It's like a scatter plot, but used for categories.

In [88]:
# Making Strip plot for Age vs Survival by Gender
fig = px.strip(df, x='survived', y = 'age',
               color = 'sex',
               title = "Strip plot: Age vs Survival by Gender")

# Showing strip plot
fig.show()


## Sunburst Chart
A sunburst chart is a circular chart that shows data in levels — like layers of a tree.

- The center is the main category

- Each ring outside the center shows subcategories

- It looks like a sun with rays or slices

In [89]:
# Making a sunburst Chart
fig = px.sunburst(df,  path=['sex', 'class', 'survived'],
                  title = "Sunburst Chart",
                  color = "survived")

# Showing sunburst chart
fig.show()


## Animated Scatter Plot

In [90]:
# Creating an animated Scatterplot of age vs fare
# animation_frame='class' create an animation frame that shows one chart per passenger class (First, Second, Third)
# size ='fare' shows the dot size that how much the person paid for the ticket
# hover_name='sex' When you hover on a dot, it shows the person’s gender
# range_x=[0, 80]	Fix the x-axis from age 0 to 80
# range_y=[0, 550]	Fix the y-axis from fare 0 to 550

fig = px.scatter(
    df,
    x='age',
    y='fare',
    color='survived',
    animation_frame='class',
    title='Age vs Fare Animated by Passenger Class',
    size='fare',
    hover_name='sex',
    range_x=[0, 80],
    range_y=[0, 550]
)
fig.show()



## Animated Bar Chart

In [103]:
# Bar chart for Survival by Embark Town Animated by Class
fig = px.bar(
    df,
    x='embark_town',
    color='survived',
    animation_frame='class',
    barmode='group',
    title='Survival by Embark Town Animated by Class',
)

# Show bar chart
fig.show()


##  Mapping Embark Towns to Coordinates

In [124]:
# This makes a table df with 1 col, embark_town  with 3 towns
df = pd.DataFrame({'embark_town': ['Southampton', 'Cherbourg', 'Queenstown']})

# Making dictionary for longitude and latitude of each town
locations = {
    'Southampton': (50.9097, -1.4044),
    'Cherbourg': (49.6398, -1.6167),
    'Queenstown': (51.85, -8.294)
}

# .map() looks up the coordinates in the dictionary
# locations[x][0] = latitude, locations[x][1] = longitude.
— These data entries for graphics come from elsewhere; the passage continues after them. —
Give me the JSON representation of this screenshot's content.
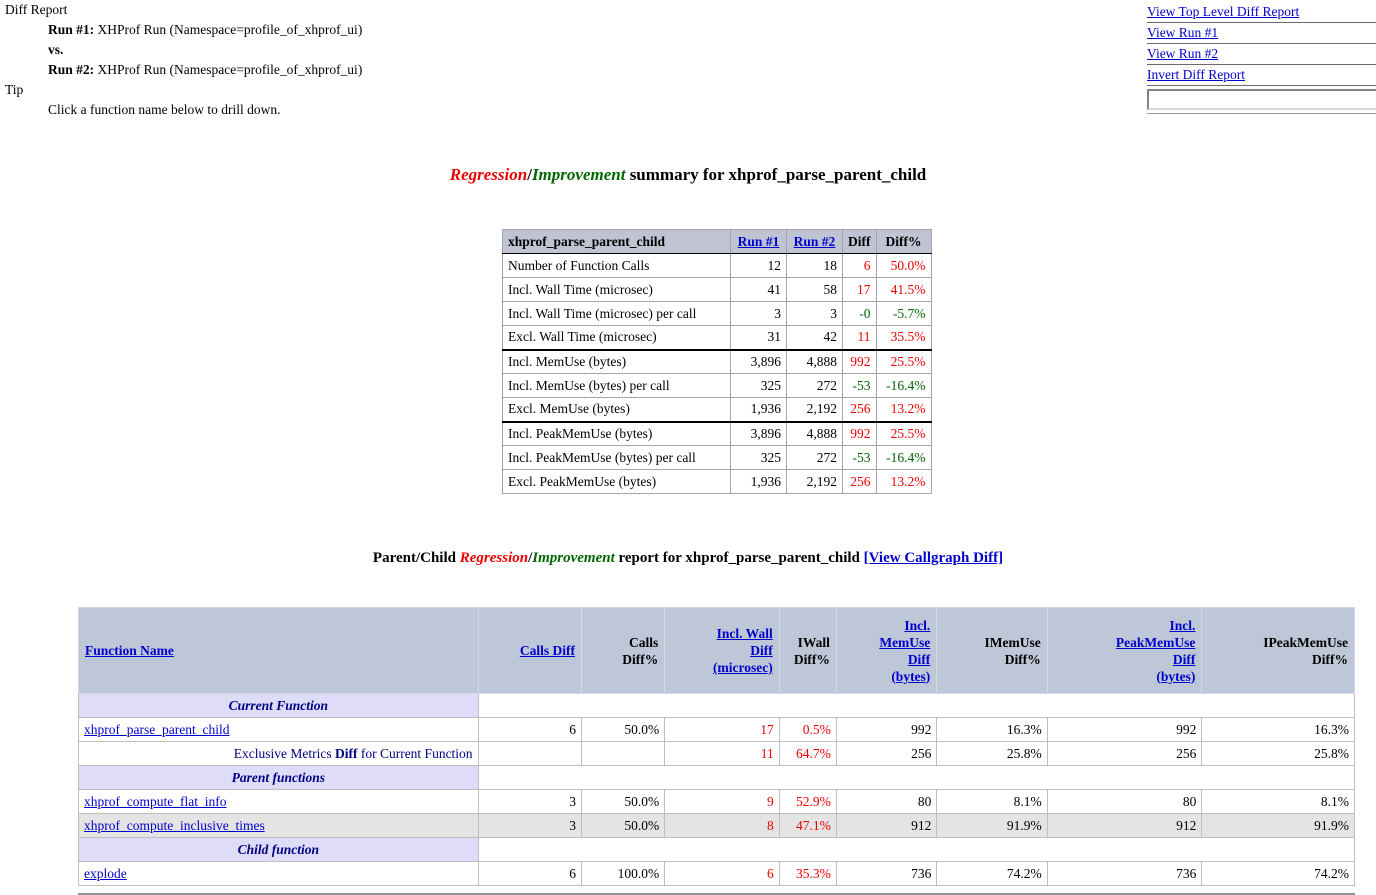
{
  "colors": {
    "red": "#ee0000",
    "green": "#006600",
    "link": "#0000cc",
    "navy": "#000080",
    "summary_header_bg": "#bfc3d2",
    "report_header_bg": "#bdc7d8",
    "section_bg": "#dedcf8",
    "shade_bg": "#e4e4e4"
  },
  "header": {
    "report_label": "Diff Report",
    "run1_label": "Run #1:",
    "run1_text": " XHProf Run (Namespace=profile_of_xhprof_ui)",
    "vs_label": "vs.",
    "run2_label": "Run #2:",
    "run2_text": " XHProf Run (Namespace=profile_of_xhprof_ui)",
    "tip_label": "Tip",
    "tip_text": "Click a function name below to drill down."
  },
  "nav": {
    "links": [
      "View Top Level Diff Report",
      "View Run #1",
      "View Run #2",
      "Invert Diff Report"
    ],
    "input_value": ""
  },
  "summary_title": {
    "regression": "Regression",
    "slash": "/",
    "improvement": "Improvement",
    "rest": " summary for xhprof_parse_parent_child"
  },
  "summary_table": {
    "header": {
      "title": "xhprof_parse_parent_child",
      "run1": "Run #1",
      "run2": "Run #2",
      "diff": "Diff",
      "diffpct": "Diff%"
    },
    "rows": [
      {
        "metric": "Number of Function Calls",
        "run1": "12",
        "run2": "18",
        "diff": "6",
        "diffpct": "50.0%",
        "color": "red"
      },
      {
        "metric": "Incl. Wall Time (microsec)",
        "run1": "41",
        "run2": "58",
        "diff": "17",
        "diffpct": "41.5%",
        "color": "red"
      },
      {
        "metric": "Incl. Wall Time (microsec) per call",
        "run1": "3",
        "run2": "3",
        "diff": "-0",
        "diffpct": "-5.7%",
        "color": "green"
      },
      {
        "metric": "Excl. Wall Time (microsec)",
        "run1": "31",
        "run2": "42",
        "diff": "11",
        "diffpct": "35.5%",
        "color": "red",
        "group_end": true
      },
      {
        "metric": "Incl. MemUse (bytes)",
        "run1": "3,896",
        "run2": "4,888",
        "diff": "992",
        "diffpct": "25.5%",
        "color": "red"
      },
      {
        "metric": "Incl. MemUse (bytes) per call",
        "run1": "325",
        "run2": "272",
        "diff": "-53",
        "diffpct": "-16.4%",
        "color": "green"
      },
      {
        "metric": "Excl. MemUse (bytes)",
        "run1": "1,936",
        "run2": "2,192",
        "diff": "256",
        "diffpct": "13.2%",
        "color": "red",
        "group_end": true
      },
      {
        "metric": "Incl. PeakMemUse (bytes)",
        "run1": "3,896",
        "run2": "4,888",
        "diff": "992",
        "diffpct": "25.5%",
        "color": "red"
      },
      {
        "metric": "Incl. PeakMemUse (bytes) per call",
        "run1": "325",
        "run2": "272",
        "diff": "-53",
        "diffpct": "-16.4%",
        "color": "green"
      },
      {
        "metric": "Excl. PeakMemUse (bytes)",
        "run1": "1,936",
        "run2": "2,192",
        "diff": "256",
        "diffpct": "13.2%",
        "color": "red"
      }
    ]
  },
  "report_title": {
    "prefix": "Parent/Child ",
    "regression": "Regression",
    "slash": "/",
    "improvement": "Improvement",
    "middle": " report for xhprof_parse_parent_child ",
    "callgraph_link": "[View Callgraph Diff]"
  },
  "report_table": {
    "headers": [
      {
        "label": "Function Name",
        "link": true,
        "align": "left"
      },
      {
        "label": "Calls Diff",
        "link": true
      },
      {
        "label": "Calls\nDiff%",
        "link": false
      },
      {
        "label": "Incl. Wall\nDiff\n(microsec)",
        "link": true
      },
      {
        "label": "IWall\nDiff%",
        "link": false
      },
      {
        "label": "Incl.\nMemUse\nDiff\n(bytes)",
        "link": true
      },
      {
        "label": "IMemUse\nDiff%",
        "link": false
      },
      {
        "label": "Incl.\nPeakMemUse\nDiff\n(bytes)",
        "link": true
      },
      {
        "label": "IPeakMemUse\nDiff%",
        "link": false
      }
    ],
    "rows": [
      {
        "type": "section",
        "label": "Current Function"
      },
      {
        "type": "data",
        "func": "xhprof_parse_parent_child",
        "values": [
          {
            "t": "6"
          },
          {
            "t": "50.0%"
          },
          {
            "t": "17",
            "c": "red"
          },
          {
            "t": "0.5%",
            "c": "red"
          },
          {
            "t": "992"
          },
          {
            "t": "16.3%"
          },
          {
            "t": "992"
          },
          {
            "t": "16.3%"
          }
        ]
      },
      {
        "type": "exclusive",
        "label_pre": "Exclusive Metrics ",
        "label_bold": "Diff",
        "label_post": " for Current Function",
        "values": [
          {
            "t": ""
          },
          {
            "t": ""
          },
          {
            "t": "11",
            "c": "red"
          },
          {
            "t": "64.7%",
            "c": "red"
          },
          {
            "t": "256"
          },
          {
            "t": "25.8%"
          },
          {
            "t": "256"
          },
          {
            "t": "25.8%"
          }
        ]
      },
      {
        "type": "section",
        "label": "Parent functions"
      },
      {
        "type": "data",
        "func": "xhprof_compute_flat_info",
        "values": [
          {
            "t": "3"
          },
          {
            "t": "50.0%"
          },
          {
            "t": "9",
            "c": "red"
          },
          {
            "t": "52.9%",
            "c": "red"
          },
          {
            "t": "80"
          },
          {
            "t": "8.1%"
          },
          {
            "t": "80"
          },
          {
            "t": "8.1%"
          }
        ]
      },
      {
        "type": "data",
        "func": "xhprof_compute_inclusive_times",
        "shade": true,
        "values": [
          {
            "t": "3"
          },
          {
            "t": "50.0%"
          },
          {
            "t": "8",
            "c": "red"
          },
          {
            "t": "47.1%",
            "c": "red"
          },
          {
            "t": "912"
          },
          {
            "t": "91.9%"
          },
          {
            "t": "912"
          },
          {
            "t": "91.9%"
          }
        ]
      },
      {
        "type": "section",
        "label": "Child function"
      },
      {
        "type": "data",
        "func": "explode",
        "values": [
          {
            "t": "6"
          },
          {
            "t": "100.0%"
          },
          {
            "t": "6",
            "c": "red"
          },
          {
            "t": "35.3%",
            "c": "red"
          },
          {
            "t": "736"
          },
          {
            "t": "74.2%"
          },
          {
            "t": "736"
          },
          {
            "t": "74.2%"
          }
        ]
      }
    ]
  }
}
These are saved as new columns: lat and lon
df['lat'] = df['embark_town'].map(lambda x: locations[x][0])
df['lon'] = df['embark_town'].map(lambda x: locations[x][1])

# Plot map
fig = px.scatter_geo(df, lat='lat', lon='lon', hover_name='embark_town',
                     height=400,
                     title = "Embark Town with Coordinates",
                     projection='natural earth',)

# Show map
fig.show()